Click on a model to access its details page.
This is where you can see some of its key metrics.
For GPT-5.2, it has good reasoning ability and decent speed. However, it comes at a cost, it is one of OpenAI's more expensive models.
The price per million tokens (roughly 750,000 words) is $1.75 for inputs, and $14 for output. You should be absolutely sure you need something this powerful before opting for this model, or it's going to drain your bank account real fast.
Another thing you should pay attention to is the context window. GPT-5.2 has a context window of 400,000 tokens (roughly 300,000 words) and a maximum output of 128,000 tokens (roughly 96,000 words).
By clicking the Compare button, you can compare multiple models side by side.
As a demonstration, we are going to compare GPT-5.2, GPT-5 mini, and GPT-5 nano.
Among the three models, GPT-5.2 is the smartest.
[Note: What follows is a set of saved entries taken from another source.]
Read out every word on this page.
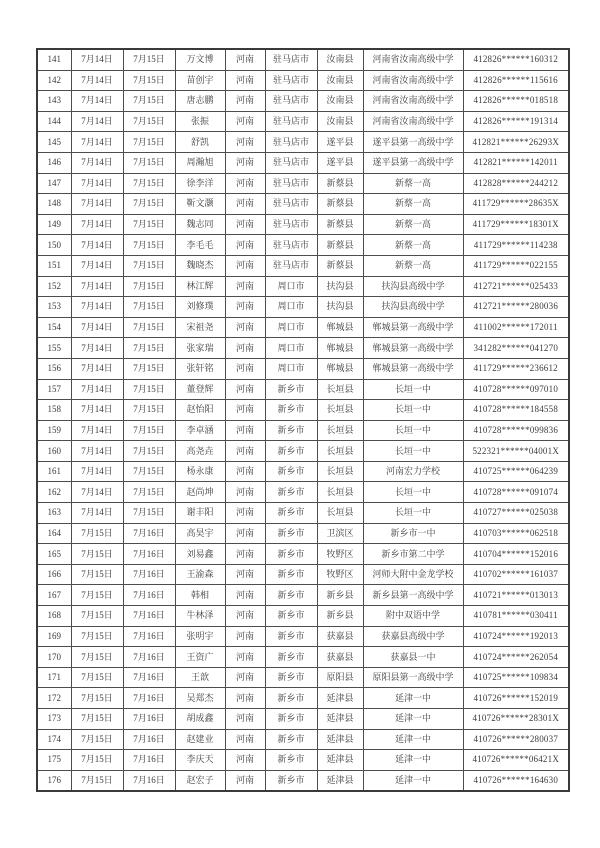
141	7月14日	7月15日	万文博	河南	驻马店市	汝南县	河南省汝南高级中学	412826******160312
142	7月14日	7月15日	苗创宇	河南	驻马店市	汝南县	河南省汝南高级中学	412826******115616
143	7月14日	7月15日	唐志鹏	河南	驻马店市	汝南县	河南省汝南高级中学	412826******018518
144	7月14日	7月15日	张振	河南	驻马店市	汝南县	河南省汝南高级中学	412826******191314
145	7月14日	7月15日	舒凯	河南	驻马店市	遂平县	遂平县第一高级中学	412821******26293X
146	7月14日	7月15日	周瀚旭	河南	驻马店市	遂平县	遂平县第一高级中学	412821******142011
147	7月14日	7月15日	徐李洋	河南	驻马店市	新蔡县	新蔡一高	412828******244212
148	7月14日	7月15日	靳文灏	河南	驻马店市	新蔡县	新蔡一高	411729******28635X
149	7月14日	7月15日	魏志同	河南	驻马店市	新蔡县	新蔡一高	411729******18301X
150	7月14日	7月15日	李毛毛	河南	驻马店市	新蔡县	新蔡一高	411729******114238
151	7月14日	7月15日	魏晓杰	河南	驻马店市	新蔡县	新蔡一高	411729******022155
152	7月14日	7月15日	林江辉	河南	周口市	扶沟县	扶沟县高级中学	412721******025433
153	7月14日	7月15日	刘修璞	河南	周口市	扶沟县	扶沟县高级中学	412721******280036
154	7月14日	7月15日	宋祖尧	河南	周口市	郸城县	郸城县第一高级中学	411002******172011
155	7月14日	7月15日	张家瑞	河南	周口市	郸城县	郸城县第一高级中学	341282******041270
156	7月14日	7月15日	张轩铭	河南	周口市	郸城县	郸城县第一高级中学	411729******236612
157	7月14日	7月15日	董登辉	河南	新乡市	长垣县	长垣一中	410728******097010
158	7月14日	7月15日	赵怡阳	河南	新乡市	长垣县	长垣一中	410728******184558
159	7月14日	7月15日	李卓涵	河南	新乡市	长垣县	长垣一中	410728******099836
160	7月14日	7月15日	高尧垚	河南	新乡市	长垣县	长垣一中	522321******04001X
161	7月14日	7月15日	杨永康	河南	新乡市	长垣县	河南宏力学校	410725******064239
162	7月14日	7月15日	赵尚坤	河南	新乡市	长垣县	长垣一中	410728******091074
163	7月14日	7月15日	谢丰阳	河南	新乡市	长垣县	长垣一中	410727******025038
164	7月15日	7月16日	高昊宇	河南	新乡市	卫滨区	新乡市一中	410703******062518
165	7月15日	7月16日	刘易鑫	河南	新乡市	牧野区	新乡市第二中学	410704******152016
166	7月15日	7月16日	王渝森	河南	新乡市	牧野区	河师大附中金龙学校	410702******161037
167	7月15日	7月16日	韩相	河南	新乡市	新乡县	新乡县第一高级中学	410721******013013
168	7月15日	7月16日	牛林泽	河南	新乡市	新乡县	附中双语中学	410781******030411
169	7月15日	7月16日	张明宇	河南	新乡市	获嘉县	获嘉县高级中学	410724******192013
170	7月15日	7月16日	王资广	河南	新乡市	获嘉县	获嘉县一中	410724******262054
171	7月15日	7月16日	王歆	河南	新乡市	原阳县	原阳县第一高级中学	410725******109834
172	7月15日	7月16日	吴郑杰	河南	新乡市	延津县	延津一中	410726******152019
173	7月15日	7月16日	胡成鑫	河南	新乡市	延津县	延津一中	410726******28301X
174	7月15日	7月16日	赵建业	河南	新乡市	延津县	延津一中	410726******280037
175	7月15日	7月16日	李庆天	河南	新乡市	延津县	延津一中	410726******06421X
176	7月15日	7月16日	赵宏子	河南	新乡市	延津县	延津一中	410726******164630
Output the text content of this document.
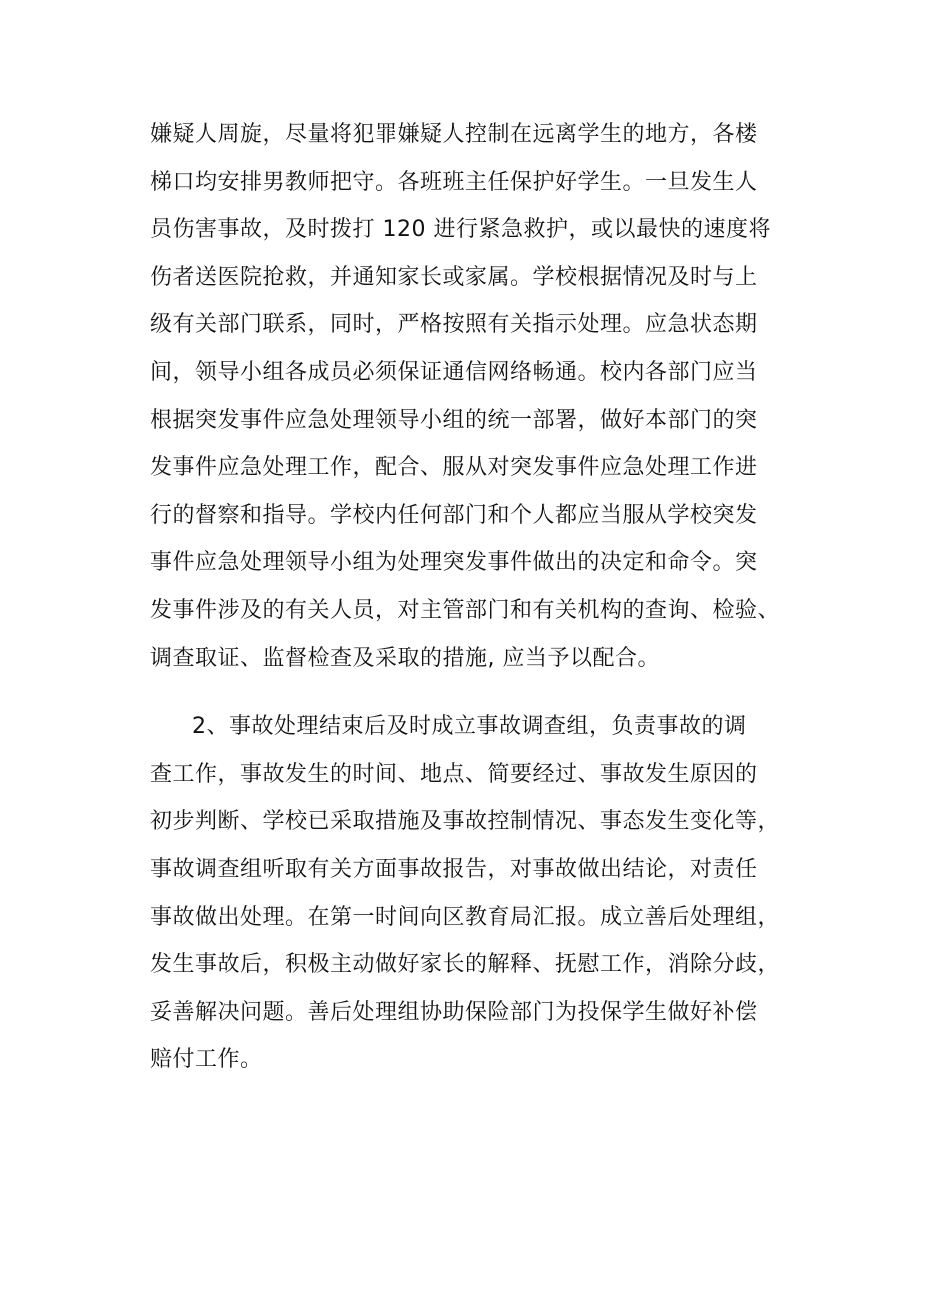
嫌疑人周旋，尽量将犯罪嫌疑人控制在远离学生的地方，各楼
梯口均安排男教师把守。各班班主任保护好学生。一旦发生人
员伤害事故，及时拨打 120 进行紧急救护，或以最快的速度将
伤者送医院抢救，并通知家长或家属。学校根据情况及时与上
级有关部门联系，同时，严格按照有关指示处理。应急状态期
间，领导小组各成员必须保证通信网络畅通。校内各部门应当
根据突发事件应急处理领导小组的统一部署，做好本部门的突
发事件应急处理工作，配合、服从对突发事件应急处理工作进
行的督察和指导。学校内任何部门和个人都应当服从学校突发
事件应急处理领导小组为处理突发事件做出的决定和命令。突
发事件涉及的有关人员，对主管部门和有关机构的查询、检验、
调查取证、监督检查及采取的措施, 应当予以配合。
2、事故处理结束后及时成立事故调查组，负责事故的调
查工作，事故发生的时间、地点、简要经过、事故发生原因的
初步判断、学校已采取措施及事故控制情况、事态发生变化等，
事故调查组听取有关方面事故报告，对事故做出结论，对责任
事故做出处理。在第一时间向区教育局汇报。成立善后处理组，
发生事故后，积极主动做好家长的解释、抚慰工作，消除分歧，
妥善解决问题。善后处理组协助保险部门为投保学生做好补偿
赔付工作。
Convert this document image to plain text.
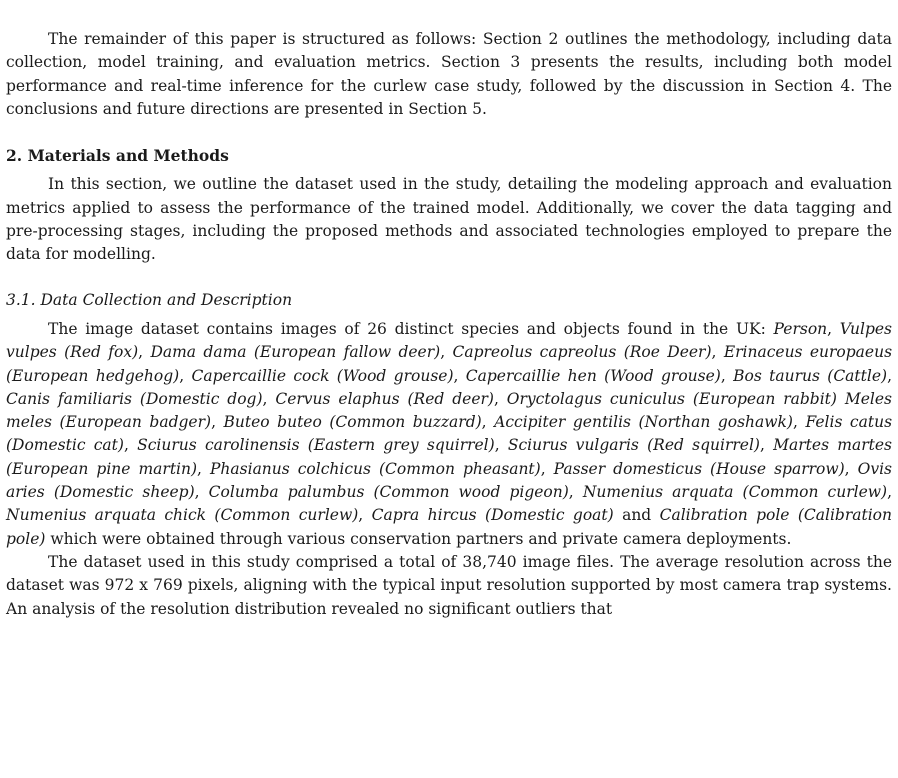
The remainder of this paper is structured as follows: Section 2 outlines the methodology, including data collection, model training, and evaluation metrics. Section 3 presents the results, including both model performance and real-time inference for the curlew case study, followed by the discussion in Section 4. The conclusions and future directions are presented in Section 5.

2. Materials and Methods

In this section, we outline the dataset used in the study, detailing the modeling approach and evaluation metrics applied to assess the performance of the trained model. Additionally, we cover the data tagging and pre-processing stages, including the proposed methods and associated technologies employed to prepare the data for modelling.

3.1. Data Collection and Description

The image dataset contains images of 26 distinct species and objects found in the UK: Person, Vulpes vulpes (Red fox), Dama dama (European fallow deer), Capreolus capreolus (Roe Deer), Erinaceus europaeus (European hedgehog), Capercaillie cock (Wood grouse), Capercaillie hen (Wood grouse), Bos taurus (Cattle), Canis familiaris (Domestic dog), Cervus elaphus (Red deer), Oryctolagus cuniculus (European rabbit) Meles meles (European badger), Buteo buteo (Common buzzard), Accipiter gentilis (Northan goshawk), Felis catus (Domestic cat), Sciurus carolinensis (Eastern grey squirrel), Sciurus vulgaris (Red squirrel), Martes martes (European pine martin), Phasianus colchicus (Common pheasant), Passer domesticus (House sparrow), Ovis aries (Domestic sheep), Columba palumbus (Common wood pigeon), Numenius arquata (Common curlew), Numenius arquata chick (Common curlew), Capra hircus (Domestic goat) and Calibration pole (Calibration pole) which were obtained through various conservation partners and private camera deployments.

The dataset used in this study comprised a total of 38,740 image files. The average resolution across the dataset was 972 x 769 pixels, aligning with the typical input resolution supported by most camera trap systems. An analysis of the resolution distribution revealed no significant outliers that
It is most suitable for professional work, such as writing technical reports, conducting data analysis, and conducting in-depth code reviews. But be careful, because it is also the most expensive.
GPT-5 nano is the fastest of the three and ideal for quick summarization and classification tasks, or any high-volume jobs that do not require reasoning. It is also much cheaper than GPT-5.2, at only $0.05 per million tokens for input, and $0.40 per million tokens for output.
GPT-5 mini is a more balanced option. It offers better reasoning than GPT-5 nano and is cheaper than GPT-5.2, making it a good option for everyday use, such as standard customer support, workflow automation, and code assistance.